The company is considering all options for the refinery but has to consider the impact on its continuing supply chain in Australia if it were to close Lytton.
It is expected the review will be completed by mid-year and one option would mean the Lytton site became a fuel import terminal.
Ampol also said the $145 million loss did not include any potential significant items that would arise in the finalisation of financial disclosures, including possible writedowns.
The Federal Government’s support package, which includes the 1 cent a litre subsidy, comes with conditions. Refineries that accept the subsidy must agree to continue to operate and must have long-term self-help measures and some analysts believe that it will have to be increased later this year.
All four Australian refineries have posted big losses.
RBC Capital said it saw the fourth quarter result as promising.
“A Q4 2020 loss of $4m was $40m ahead of our forecast and $20m ahead of consensus estimates, driven primarily by stronger than anticipated margins and marginally higher volumes.

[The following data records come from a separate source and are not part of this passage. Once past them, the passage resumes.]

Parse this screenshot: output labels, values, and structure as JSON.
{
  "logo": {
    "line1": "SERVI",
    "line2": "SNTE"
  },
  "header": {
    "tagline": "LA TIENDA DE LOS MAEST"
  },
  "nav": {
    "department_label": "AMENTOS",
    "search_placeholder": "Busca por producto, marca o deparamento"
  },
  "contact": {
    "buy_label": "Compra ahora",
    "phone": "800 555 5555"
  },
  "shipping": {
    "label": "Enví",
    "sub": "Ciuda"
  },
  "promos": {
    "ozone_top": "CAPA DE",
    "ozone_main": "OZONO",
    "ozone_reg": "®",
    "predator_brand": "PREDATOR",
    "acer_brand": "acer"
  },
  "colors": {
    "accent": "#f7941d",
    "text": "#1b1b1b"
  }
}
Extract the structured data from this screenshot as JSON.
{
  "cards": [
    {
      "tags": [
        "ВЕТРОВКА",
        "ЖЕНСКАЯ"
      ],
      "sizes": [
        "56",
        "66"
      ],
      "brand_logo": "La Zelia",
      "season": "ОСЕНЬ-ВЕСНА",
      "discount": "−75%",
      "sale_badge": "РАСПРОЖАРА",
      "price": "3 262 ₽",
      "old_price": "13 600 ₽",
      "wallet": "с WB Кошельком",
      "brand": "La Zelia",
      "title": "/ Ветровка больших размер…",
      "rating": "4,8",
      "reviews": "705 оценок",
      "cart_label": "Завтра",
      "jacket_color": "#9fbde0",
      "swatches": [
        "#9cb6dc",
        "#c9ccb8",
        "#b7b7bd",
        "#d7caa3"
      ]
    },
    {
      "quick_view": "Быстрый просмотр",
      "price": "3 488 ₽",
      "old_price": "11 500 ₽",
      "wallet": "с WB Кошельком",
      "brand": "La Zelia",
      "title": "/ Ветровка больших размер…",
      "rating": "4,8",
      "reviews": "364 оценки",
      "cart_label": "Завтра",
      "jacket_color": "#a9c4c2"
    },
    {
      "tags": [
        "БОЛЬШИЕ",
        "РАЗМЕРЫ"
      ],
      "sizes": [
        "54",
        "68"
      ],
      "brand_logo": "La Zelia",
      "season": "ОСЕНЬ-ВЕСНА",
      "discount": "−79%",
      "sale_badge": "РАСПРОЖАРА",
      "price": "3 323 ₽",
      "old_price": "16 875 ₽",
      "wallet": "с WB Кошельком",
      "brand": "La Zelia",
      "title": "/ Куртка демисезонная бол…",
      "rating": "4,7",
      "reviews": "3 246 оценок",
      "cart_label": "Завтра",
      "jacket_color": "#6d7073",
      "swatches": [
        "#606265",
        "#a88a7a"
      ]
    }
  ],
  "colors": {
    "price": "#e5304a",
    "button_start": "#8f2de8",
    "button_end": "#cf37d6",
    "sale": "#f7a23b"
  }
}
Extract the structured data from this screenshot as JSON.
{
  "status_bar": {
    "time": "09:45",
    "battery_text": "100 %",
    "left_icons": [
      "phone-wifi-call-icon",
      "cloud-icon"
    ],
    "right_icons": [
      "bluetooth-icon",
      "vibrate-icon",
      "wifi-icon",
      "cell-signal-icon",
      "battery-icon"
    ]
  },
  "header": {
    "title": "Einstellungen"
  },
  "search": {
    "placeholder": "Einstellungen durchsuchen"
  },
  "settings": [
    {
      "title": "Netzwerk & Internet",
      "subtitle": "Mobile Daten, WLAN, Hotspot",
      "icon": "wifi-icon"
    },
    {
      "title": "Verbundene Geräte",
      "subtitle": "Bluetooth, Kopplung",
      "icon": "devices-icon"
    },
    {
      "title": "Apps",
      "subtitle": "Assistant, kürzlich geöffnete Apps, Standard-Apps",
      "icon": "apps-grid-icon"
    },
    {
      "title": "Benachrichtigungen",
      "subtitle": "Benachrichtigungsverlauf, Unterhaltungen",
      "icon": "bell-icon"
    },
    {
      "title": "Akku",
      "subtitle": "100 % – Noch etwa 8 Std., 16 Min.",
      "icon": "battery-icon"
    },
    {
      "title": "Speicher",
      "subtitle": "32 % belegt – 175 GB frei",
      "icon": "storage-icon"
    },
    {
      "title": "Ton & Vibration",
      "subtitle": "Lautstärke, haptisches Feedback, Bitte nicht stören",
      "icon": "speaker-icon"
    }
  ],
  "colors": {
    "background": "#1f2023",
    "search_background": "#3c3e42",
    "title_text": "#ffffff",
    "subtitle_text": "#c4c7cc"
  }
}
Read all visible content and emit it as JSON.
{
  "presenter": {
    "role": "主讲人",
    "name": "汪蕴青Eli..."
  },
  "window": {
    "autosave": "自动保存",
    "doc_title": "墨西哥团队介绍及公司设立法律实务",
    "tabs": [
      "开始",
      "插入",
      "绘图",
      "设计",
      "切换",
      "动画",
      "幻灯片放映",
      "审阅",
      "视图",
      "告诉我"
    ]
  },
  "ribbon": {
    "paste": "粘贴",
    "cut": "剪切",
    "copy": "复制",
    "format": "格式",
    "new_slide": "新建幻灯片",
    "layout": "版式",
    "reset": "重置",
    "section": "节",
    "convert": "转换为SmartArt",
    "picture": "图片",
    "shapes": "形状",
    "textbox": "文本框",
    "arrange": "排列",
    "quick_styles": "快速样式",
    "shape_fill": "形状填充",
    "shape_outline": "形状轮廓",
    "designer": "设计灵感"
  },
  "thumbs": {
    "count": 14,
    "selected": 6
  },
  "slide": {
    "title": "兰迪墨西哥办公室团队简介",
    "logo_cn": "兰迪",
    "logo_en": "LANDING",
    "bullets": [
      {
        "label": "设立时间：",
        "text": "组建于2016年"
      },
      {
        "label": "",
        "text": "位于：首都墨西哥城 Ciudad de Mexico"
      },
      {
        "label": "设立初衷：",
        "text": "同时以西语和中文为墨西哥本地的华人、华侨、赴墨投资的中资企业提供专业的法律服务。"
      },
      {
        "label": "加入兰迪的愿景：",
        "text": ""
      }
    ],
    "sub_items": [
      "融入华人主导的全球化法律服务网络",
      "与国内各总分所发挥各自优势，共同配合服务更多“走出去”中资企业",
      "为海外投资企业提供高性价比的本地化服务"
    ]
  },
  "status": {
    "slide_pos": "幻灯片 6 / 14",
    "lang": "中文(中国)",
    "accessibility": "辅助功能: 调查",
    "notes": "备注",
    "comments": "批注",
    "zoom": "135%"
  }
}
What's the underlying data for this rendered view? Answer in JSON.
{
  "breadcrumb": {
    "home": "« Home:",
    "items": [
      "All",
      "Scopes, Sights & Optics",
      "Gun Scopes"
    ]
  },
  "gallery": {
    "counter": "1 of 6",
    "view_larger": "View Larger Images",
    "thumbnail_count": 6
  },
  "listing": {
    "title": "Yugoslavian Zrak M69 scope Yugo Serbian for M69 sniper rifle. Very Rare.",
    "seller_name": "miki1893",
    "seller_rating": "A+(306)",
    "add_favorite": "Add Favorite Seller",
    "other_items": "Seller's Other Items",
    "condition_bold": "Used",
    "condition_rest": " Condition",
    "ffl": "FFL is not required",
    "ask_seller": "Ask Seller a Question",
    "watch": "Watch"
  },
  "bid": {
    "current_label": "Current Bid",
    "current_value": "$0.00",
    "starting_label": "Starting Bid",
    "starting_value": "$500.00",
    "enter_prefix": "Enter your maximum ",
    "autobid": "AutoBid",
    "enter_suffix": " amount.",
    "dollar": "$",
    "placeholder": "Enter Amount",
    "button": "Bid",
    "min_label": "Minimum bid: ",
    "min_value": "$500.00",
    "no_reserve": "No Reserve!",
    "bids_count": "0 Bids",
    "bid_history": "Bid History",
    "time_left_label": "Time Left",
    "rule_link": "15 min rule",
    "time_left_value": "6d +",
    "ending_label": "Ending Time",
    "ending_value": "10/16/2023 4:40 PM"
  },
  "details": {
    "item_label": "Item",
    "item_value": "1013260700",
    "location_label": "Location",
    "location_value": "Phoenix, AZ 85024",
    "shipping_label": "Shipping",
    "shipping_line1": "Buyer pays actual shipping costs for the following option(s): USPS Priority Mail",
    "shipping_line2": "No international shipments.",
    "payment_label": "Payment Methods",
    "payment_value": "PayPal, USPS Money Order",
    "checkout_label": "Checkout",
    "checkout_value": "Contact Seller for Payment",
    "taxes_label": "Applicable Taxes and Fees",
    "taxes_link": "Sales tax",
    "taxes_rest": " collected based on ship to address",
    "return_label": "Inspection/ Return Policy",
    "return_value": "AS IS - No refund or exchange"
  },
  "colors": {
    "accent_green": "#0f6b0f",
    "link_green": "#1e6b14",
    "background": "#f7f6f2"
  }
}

It said margins were underpinned by very low landed costs of crude in the quarter.
“Ampol headwinds over 2021 include a higher Australian-US exchange rate, which adversely impacts the Ampol optimisation program and the fact jet fuel demand remains low (jet volumes were down 70 per cent in July 2020 vs prior corresponding eriod),” RBC said.
“Normally jet is up to around 15 per cent of Ampol’s refining output, but around 75 per cent of jet fuel sales are underpinned by international flight sales and this remains severely restricted from global COVID-related lockdowns.”